Note: Not all fields will be present for every URL. Availability depends entirely on the metadata provided by the source website.
| Field | Type | Description |
|---|---|---|
title | string | Page title from Open Graph or HTML <title>. |
description | string | Page description from Open Graph or HTML meta tags. |
author | string | Author information from HTML metadata. |
publisher | string | Publisher name from Open Graph. |
image | string | Featured image URL from Open Graph. |
site_name | string | Website name from Open Graph. |
url | string | Canonical URL from Open Graph. |
type | string | Content type from Open Graph (e.g., "article"). |
Best Practices Review
To recap, follow these rules for a smooth integration:
-
Secure Your Key: Never hardcode API keys. Use environment variables.
- JS:
process.env.TABS_API_KEY - Python:
os.environ.get("TABS_API_KEY")
- JS:
-
Use
metadata: true: Prefer the separatemetadataobject for programmatic access. It's more reliable than parsing YAML. -
Set Timeouts: Always set a reasonable timeout on your HTTP requests.
- JavaScript
- Python
// Use AbortController for fetch timeouts
const controller = new AbortController();
const timeoutId = setTimeout(() => controller.abort(), 30000);
fetch(url, {
signal: controller.signal
}).finally(() => {
clearTimeout(timeoutId);
});# The 'requests' library makes this easy
try:
response = requests.post(url, json=data, timeout=30)

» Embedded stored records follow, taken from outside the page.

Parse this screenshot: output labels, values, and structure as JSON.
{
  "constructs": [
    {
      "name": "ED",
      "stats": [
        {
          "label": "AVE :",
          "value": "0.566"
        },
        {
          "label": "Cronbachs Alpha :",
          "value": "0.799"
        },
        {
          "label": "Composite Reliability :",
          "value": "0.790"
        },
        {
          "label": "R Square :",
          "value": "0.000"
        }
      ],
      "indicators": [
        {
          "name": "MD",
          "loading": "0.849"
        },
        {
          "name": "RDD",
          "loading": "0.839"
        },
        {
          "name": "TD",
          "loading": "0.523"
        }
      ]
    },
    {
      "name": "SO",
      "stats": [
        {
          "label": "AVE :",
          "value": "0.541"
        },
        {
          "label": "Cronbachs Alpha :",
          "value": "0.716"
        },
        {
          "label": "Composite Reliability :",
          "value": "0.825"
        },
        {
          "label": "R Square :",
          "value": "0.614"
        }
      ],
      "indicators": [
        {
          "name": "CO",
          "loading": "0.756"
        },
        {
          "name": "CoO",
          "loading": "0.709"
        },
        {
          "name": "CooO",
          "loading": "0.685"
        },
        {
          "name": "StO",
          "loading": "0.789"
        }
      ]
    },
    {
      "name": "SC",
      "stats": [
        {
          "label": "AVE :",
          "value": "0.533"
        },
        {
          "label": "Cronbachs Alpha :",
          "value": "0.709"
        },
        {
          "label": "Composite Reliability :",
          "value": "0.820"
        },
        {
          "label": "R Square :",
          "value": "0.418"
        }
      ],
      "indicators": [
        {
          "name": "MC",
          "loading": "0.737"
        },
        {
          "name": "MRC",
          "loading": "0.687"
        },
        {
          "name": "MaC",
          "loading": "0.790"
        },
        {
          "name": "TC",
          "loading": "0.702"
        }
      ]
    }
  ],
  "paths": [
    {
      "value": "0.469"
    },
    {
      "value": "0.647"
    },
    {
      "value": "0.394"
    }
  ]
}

except requests.exceptions.Timeout:
print("Request timed out") -
Handle Errors: Check for non-2xx HTTP status codes (
!response.ok) and wrap your network calls intry...catch/try...exceptblocks. -
Validate URLs: If possible, validate that a string is a valid
http/httpsURL on your end before sending it to the API to save a request. -
Use Caching: Don't use
nocache: trueunless you absolutely need real-time data. Let the API's cache work for you to get faster responses.